Oh man, don't let the generic poster fool you! This film is a treat. Each character feels painfully real, and we switch our allegiances multiple times throughout the film because no one is perfect. It is directed with an intimacy that makes the viewer feel like an eavesdropper. I laughed a lot, and although I think it was capable of a better ending, I left the cinema feeling warm inside. This is a picture John Cassavetes would've been proud of.
In retrospect, I'm glad I didn't watch Mulholland Drive afterwards. I wouldn't be able to focus on it because Drinking Buddies had such a profound impact on me. I thought about it for days afterwards, and I was oh so close to upping my rating to 4.5. Alas, I have decided I am comfortable with my 4. However, this film is a reminder that a film's true worth lies not in its star rating, but in the way it nestles in your heart, mind and soul once it is over. Please make an effort to see this one.
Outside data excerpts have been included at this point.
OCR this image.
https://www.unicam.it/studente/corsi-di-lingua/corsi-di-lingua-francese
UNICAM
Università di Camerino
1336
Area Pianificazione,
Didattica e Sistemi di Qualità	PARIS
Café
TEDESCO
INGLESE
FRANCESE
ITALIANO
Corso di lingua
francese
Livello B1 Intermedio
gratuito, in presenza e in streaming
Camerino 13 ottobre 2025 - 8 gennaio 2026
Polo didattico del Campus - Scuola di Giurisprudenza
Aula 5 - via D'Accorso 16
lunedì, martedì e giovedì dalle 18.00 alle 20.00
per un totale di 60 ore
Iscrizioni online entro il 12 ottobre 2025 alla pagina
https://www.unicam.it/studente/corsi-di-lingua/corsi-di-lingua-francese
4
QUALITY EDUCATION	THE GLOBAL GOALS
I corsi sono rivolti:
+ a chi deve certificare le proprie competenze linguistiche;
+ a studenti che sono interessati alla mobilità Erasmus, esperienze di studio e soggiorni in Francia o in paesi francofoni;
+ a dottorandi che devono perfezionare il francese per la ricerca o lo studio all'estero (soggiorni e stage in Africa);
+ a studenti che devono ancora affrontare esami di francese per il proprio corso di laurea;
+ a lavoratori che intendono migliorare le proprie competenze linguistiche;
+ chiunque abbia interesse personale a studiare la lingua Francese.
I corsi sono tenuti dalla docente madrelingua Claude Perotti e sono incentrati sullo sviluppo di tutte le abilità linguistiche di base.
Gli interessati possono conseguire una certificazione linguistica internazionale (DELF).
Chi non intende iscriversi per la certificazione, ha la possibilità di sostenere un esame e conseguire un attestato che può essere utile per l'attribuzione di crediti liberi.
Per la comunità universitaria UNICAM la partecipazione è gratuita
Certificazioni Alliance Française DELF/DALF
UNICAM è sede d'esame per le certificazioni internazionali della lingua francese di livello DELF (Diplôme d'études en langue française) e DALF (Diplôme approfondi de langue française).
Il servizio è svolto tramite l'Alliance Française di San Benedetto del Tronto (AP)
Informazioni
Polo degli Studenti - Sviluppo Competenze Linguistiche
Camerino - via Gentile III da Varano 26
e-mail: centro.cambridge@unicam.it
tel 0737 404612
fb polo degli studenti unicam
Don Jon (Joseph Gordon-Levitt, 2013) = 3/5
I admire its stylistic choices, but its characters just aren't enigmatic enough and border on archetypal. The shift from comedic scenes to dramatic scenes was too heavy-handed, and the pacing was a bit awkward. I just think it needed a longer runtime to flesh out its story. Like a pornographic video, it leaves you feeling mildly satisfied but ultimately with a craving for something more fulfilling. That said, I am very intrigued to see Gordon-Levitt grow as a director. There's enough promise here to suggest he'll make some great films in the future.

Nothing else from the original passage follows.